Ma con il senno del poi sembra abbia fatto male. Perché la corte di Cassazione ha demolito, senza troppi giri di parole, gran parte delle granitiche certezze e della Procura di Milano e dei giudici che condannarono tutti gli imputati.
Innanzitutto sulla questione relativa all’accusa di peculato, per la Cassazione non vi è dubbio: «Ai fini della configurabilità del delitto di peculato mediante indebito utilizzo dei fondi per il funzionamento dei gruppo consigliari è necessario che il rapporto tra il consigliere regionale e il denaro sia connotato da una diponibilità diretta del bene». Ovvero: «Ciò che rileva è il conferimento per legge di un autonomo potere di firma che consenta di disporre liberamente del denaro». E quindi: «Va esclusa qualora il consigliere possa accedere al contributo solo previa presentazione di un’istanza di rimborso, corredata da documentazione giustificativa». I giudici della Cassazione rilevano come «l’istruttoria ha rivelato l’assenza di tale disponibilità diretta per i singoli consiglieri».
Diverso il discorso dei capigruppo: «Non vi è dubbio avessero la disponibilità giuridica del denaro». Eppure - forse per un errore di valutazione - Gaffuri, che era capogruppo democratico, si è visto annullare completamente la sentenza senza dover tornare a processo.

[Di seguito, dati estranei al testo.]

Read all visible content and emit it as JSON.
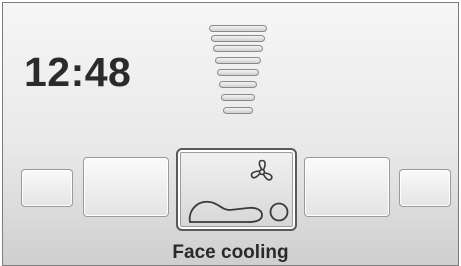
{
  "clock": {
    "time": "12:48"
  },
  "fan_speed": {
    "levels": 8
  },
  "mode_selector": {
    "selected_label": "Face cooling",
    "selected_icons": [
      "fan-icon",
      "reclined-person-icon"
    ]
  },
  "colors": {
    "text": "#2b2b2b",
    "tile_border": "#9a9a9a",
    "selected_border": "#5a5a5a"
  }
}
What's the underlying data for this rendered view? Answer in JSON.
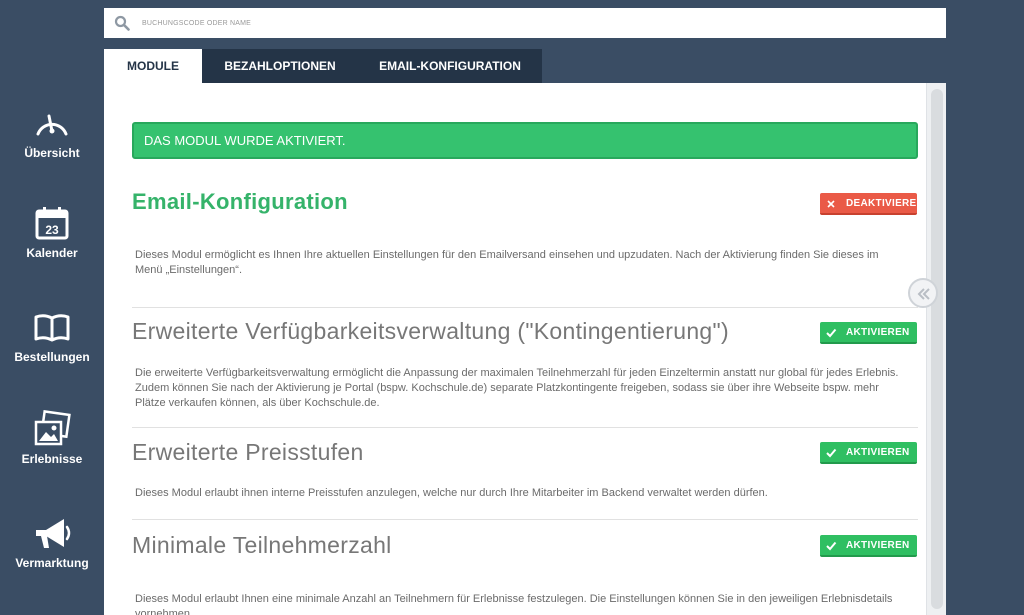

Per gli ex forzisti Pozzi e Rinaldin il discorso è differente. Nel loro caso, solo per alcuni capi d’imputazione, l’Appello - fissato per febbraio - dovrà procedere a un nuovo esame perché in primo e secondo grado vi è stata una «violazione del diritto di difesa per aver escluso i testi a discarico», procedente così a una «inversione dell’onere della prova» laddove «i giudici hanno ritenuto che tutte le spese per le quali non emergesse la compatibilità con le finalità istituzionali dovessero essere imputate a titolo di peculato». Era l’accusa a dover dimostrare il reato, non la difesa a dover provare che fossero lecite le spese.
La sensazione è che tutto è destinato a finire in nulla. Anche perché gran parte delle contestazioni riguarda le cene pagate a nostre spese. Per le quali la Cassazione dice: «Non è condivisibile» l’idea «che le sole spese di ristorazione valide fossero collegate a eventi organizzati dal gruppo consigliare, perché la legge regionale autorizza singoli consiglieri a garantire un costante rapporto con i territori» anche con le cene. Insomma: si torna in aula. Dodici anni dopo.